BANK of England governor Mervyn King today pledged further assistance for markets to restore confidence in the face of the credit squeeze.

But Mr King said it was "unrealistic" to assume that markets were likely to reopen speedily and it was important that discussions also took place with the UK's major banks about coming up with longer-term solutions.

Mr King's comments to MPs on the Treasury select committee were his first since a meeting with bank chiefs last week.

He pledged to provide the "liquidity assistance" that the system needs to restore confidence, on top of more than £10 billion extra into money markets to ease the clamour for cash among banks.

Mr King said: "I want to assure you that the Bank will provide the liquidity assistance that the system needs in order to restore confidence.

"Such lending can be only a temporary measure but it can be a useful bridge to a longer-term solution."

Mr King said it was too early to say where the discussions with the banks would lead.
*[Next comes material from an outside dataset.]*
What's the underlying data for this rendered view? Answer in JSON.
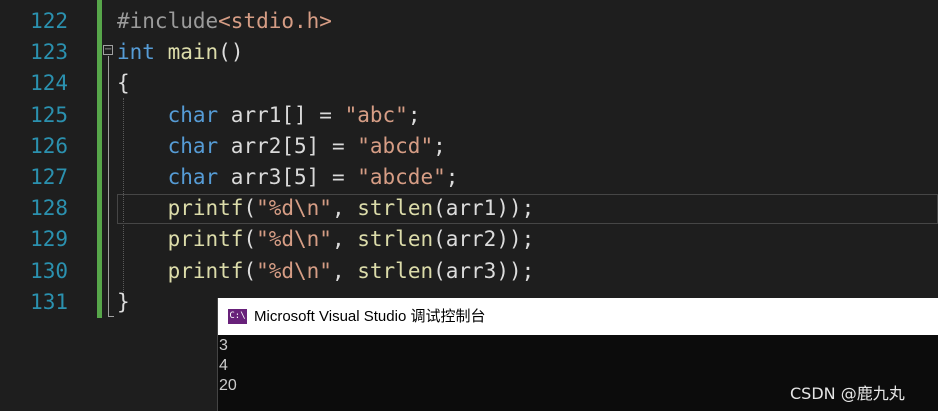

However, he said it was important that the risk relating to losses on their lending should remain with the banks' shareholders.

Losses

"The banks neither need nor want the taxpayer to insure them against these losses," he said.

Secondly, a longer-term solution should not be used to subsidise issues of new assets.
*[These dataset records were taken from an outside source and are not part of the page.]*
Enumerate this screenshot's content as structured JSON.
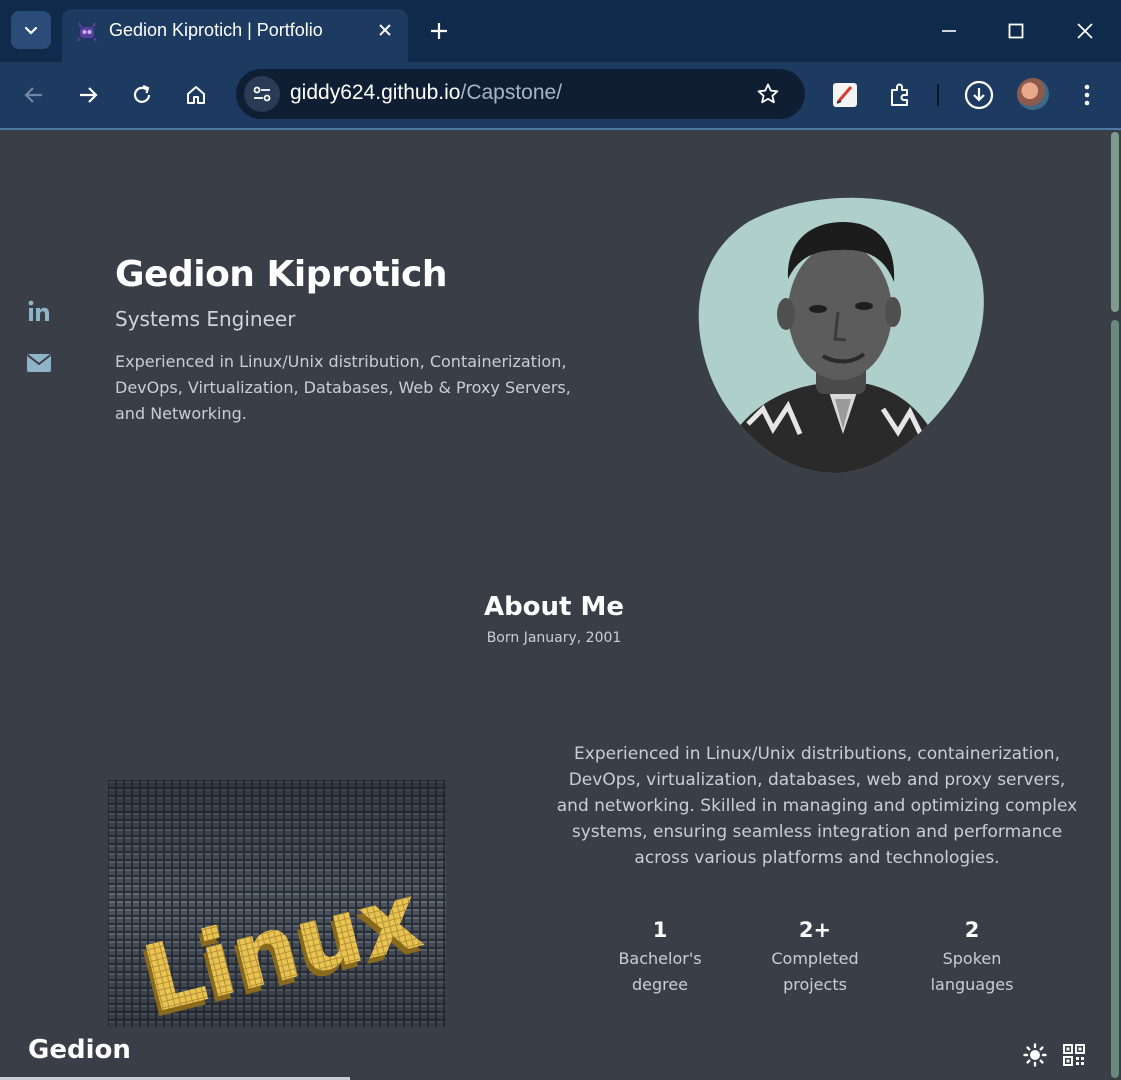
{
  "browser": {
    "tab_title": "Gedion Kiprotich | Portfolio",
    "url_host": "giddy624.github.io",
    "url_path": "/Capstone/",
    "icons": [
      "chevron-down-icon",
      "favicon-icon",
      "close-icon",
      "plus-icon",
      "minimize-icon",
      "maximize-icon",
      "window-close-icon",
      "back-icon",
      "forward-icon",
      "reload-icon",
      "home-icon",
      "site-info-icon",
      "star-icon",
      "pdf-editor-extension-icon",
      "extensions-icon",
      "download-icon",
      "profile-avatar",
      "more-icon"
    ]
  },
  "hero": {
    "name": "Gedion Kiprotich",
    "role": "Systems Engineer",
    "description": "Experienced in Linux/Unix distribution, Containerization, DevOps, Virtualization, Databases, Web & Proxy Servers, and Networking.",
    "social_icons": [
      "linkedin-icon",
      "email-icon"
    ]
  },
  "about": {
    "title": "About Me",
    "subtitle": "Born January, 2001",
    "image_text": "Linux",
    "description": "Experienced in Linux/Unix distributions, containerization, DevOps, virtualization, databases, web and proxy servers, and networking. Skilled in managing and optimizing complex systems, ensuring seamless integration and performance across various platforms and technologies.",
    "stats": [
      {
        "number": "1",
        "label_line1": "Bachelor's",
        "label_line2": "degree"
      },
      {
        "number": "2+",
        "label_line1": "Completed",
        "label_line2": "projects"
      },
      {
        "number": "2",
        "label_line1": "Spoken",
        "label_line2": "languages"
      }
    ]
  },
  "footer": {
    "brand": "Gedion",
    "icons": [
      "theme-toggle-sun-icon",
      "qr-code-icon"
    ]
  },
  "colors": {
    "page_bg": "#3a3f47",
    "blob": "#aecfca",
    "tabbar": "#0f2a4a",
    "toolbar": "#1d3a60",
    "linux_letters": "#e8c455"
  }
}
Mr King added: "One of the lessons of this financial crisis is that providers of mortgage finance had underestimated the risks, and hence the true cost, of the securitisation process."
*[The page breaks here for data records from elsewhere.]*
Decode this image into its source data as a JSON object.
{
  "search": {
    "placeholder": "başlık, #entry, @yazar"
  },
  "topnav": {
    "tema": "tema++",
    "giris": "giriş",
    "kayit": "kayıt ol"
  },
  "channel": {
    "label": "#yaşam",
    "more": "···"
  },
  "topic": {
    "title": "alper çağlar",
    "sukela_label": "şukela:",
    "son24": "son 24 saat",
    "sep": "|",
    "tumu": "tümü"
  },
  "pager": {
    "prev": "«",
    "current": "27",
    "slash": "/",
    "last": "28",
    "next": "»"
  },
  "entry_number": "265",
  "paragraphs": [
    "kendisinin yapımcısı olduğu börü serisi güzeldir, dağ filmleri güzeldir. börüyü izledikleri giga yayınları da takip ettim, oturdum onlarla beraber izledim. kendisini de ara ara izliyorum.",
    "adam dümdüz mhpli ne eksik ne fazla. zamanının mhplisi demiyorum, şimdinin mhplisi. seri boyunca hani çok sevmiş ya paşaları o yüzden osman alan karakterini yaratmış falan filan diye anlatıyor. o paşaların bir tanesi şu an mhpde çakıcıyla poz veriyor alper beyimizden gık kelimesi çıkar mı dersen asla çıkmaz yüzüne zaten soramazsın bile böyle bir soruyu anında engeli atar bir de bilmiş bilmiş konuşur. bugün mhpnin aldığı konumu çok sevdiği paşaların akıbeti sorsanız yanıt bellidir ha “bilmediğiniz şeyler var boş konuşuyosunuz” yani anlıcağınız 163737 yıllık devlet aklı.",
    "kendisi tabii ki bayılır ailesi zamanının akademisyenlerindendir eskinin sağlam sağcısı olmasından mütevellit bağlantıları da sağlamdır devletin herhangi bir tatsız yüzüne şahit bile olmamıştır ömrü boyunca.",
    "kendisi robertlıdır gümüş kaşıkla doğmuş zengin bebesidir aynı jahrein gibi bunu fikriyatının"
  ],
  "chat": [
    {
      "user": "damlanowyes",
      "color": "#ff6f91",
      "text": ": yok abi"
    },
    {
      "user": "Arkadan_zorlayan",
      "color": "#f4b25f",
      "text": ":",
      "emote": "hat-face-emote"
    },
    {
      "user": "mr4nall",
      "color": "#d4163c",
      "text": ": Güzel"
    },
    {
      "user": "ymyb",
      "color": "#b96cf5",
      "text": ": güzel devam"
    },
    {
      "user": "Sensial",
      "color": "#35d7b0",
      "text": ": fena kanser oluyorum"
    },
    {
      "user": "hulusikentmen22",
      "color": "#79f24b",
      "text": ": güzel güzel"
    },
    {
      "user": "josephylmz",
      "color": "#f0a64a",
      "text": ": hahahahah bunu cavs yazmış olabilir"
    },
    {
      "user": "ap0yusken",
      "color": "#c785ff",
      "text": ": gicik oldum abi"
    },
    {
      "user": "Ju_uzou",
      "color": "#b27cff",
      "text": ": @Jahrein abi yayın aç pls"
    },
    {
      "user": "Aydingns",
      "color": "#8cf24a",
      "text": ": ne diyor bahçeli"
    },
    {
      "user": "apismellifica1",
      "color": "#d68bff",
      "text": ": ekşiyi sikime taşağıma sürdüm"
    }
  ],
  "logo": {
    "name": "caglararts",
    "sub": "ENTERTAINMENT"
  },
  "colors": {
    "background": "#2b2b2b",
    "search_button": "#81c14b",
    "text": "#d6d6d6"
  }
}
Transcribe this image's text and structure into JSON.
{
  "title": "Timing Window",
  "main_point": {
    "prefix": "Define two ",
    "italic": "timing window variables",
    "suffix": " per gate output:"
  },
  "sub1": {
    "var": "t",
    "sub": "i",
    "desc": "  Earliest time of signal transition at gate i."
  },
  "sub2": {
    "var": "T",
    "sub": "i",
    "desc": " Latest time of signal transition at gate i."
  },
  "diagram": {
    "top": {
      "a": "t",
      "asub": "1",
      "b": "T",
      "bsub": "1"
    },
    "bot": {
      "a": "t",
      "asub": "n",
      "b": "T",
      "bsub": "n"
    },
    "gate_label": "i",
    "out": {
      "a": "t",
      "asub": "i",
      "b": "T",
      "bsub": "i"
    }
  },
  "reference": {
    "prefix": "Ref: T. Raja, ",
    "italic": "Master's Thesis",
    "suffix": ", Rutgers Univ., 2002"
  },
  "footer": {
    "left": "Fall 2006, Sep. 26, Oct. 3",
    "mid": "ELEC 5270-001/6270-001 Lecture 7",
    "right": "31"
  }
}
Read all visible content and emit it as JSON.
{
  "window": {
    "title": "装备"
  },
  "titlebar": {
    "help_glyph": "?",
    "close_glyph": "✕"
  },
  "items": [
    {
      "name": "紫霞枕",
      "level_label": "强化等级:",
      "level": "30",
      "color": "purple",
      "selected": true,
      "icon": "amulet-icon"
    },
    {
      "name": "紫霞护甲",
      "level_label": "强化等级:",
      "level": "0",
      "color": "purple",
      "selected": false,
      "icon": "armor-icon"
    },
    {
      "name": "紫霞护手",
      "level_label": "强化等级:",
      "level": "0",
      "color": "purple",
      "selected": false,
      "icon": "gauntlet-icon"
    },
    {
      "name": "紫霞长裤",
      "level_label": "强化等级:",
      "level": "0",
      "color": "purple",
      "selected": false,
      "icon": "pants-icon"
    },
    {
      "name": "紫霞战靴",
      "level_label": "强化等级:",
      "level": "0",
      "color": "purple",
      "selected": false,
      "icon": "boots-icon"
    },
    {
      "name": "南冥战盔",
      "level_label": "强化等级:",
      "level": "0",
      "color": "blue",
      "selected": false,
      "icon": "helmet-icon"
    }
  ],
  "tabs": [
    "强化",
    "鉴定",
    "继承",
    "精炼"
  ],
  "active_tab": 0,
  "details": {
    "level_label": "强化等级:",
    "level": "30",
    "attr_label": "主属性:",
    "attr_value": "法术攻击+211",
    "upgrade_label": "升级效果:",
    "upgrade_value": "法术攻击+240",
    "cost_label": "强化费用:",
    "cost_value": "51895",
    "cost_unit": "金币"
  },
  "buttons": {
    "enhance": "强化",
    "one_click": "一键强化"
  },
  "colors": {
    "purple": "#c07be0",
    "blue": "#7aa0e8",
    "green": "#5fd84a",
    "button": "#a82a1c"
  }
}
Mr King has acted alongside other central banks around the world to improve liquidity, although reports have suggested the Bank is preparing to go further in its cash injections - as well as accepting a wider range of collateral for the funds - following last week's meeting.

The Governor's comments on the credit crunch came as he met MPs to discuss the Bank's quarterly inflation report, which was published last month.

Figures last week showed the official measure of the cost of the living - the Consumer Prices Index (CPI) - reached a nine-month high of 2.5% during February.

The Bank is charged with keeping CPI pegged to 2% and Mr King will be forced to write an open letter to Chancellor Alistair Darling if inflation creeps more than 1% above the target.

The Governor said in February that a letter to the Chancellor this year was "odds-on" as a weaker pound, soaring oil and food costs, and rising household energy bills combine to pile on inflationary pressure before slowing growth brings prices back into check.

Mr King said today that even if commodity prices remained at their present high levels, the Bank's central projection was for inflation to fall back towards the 2% target later this year.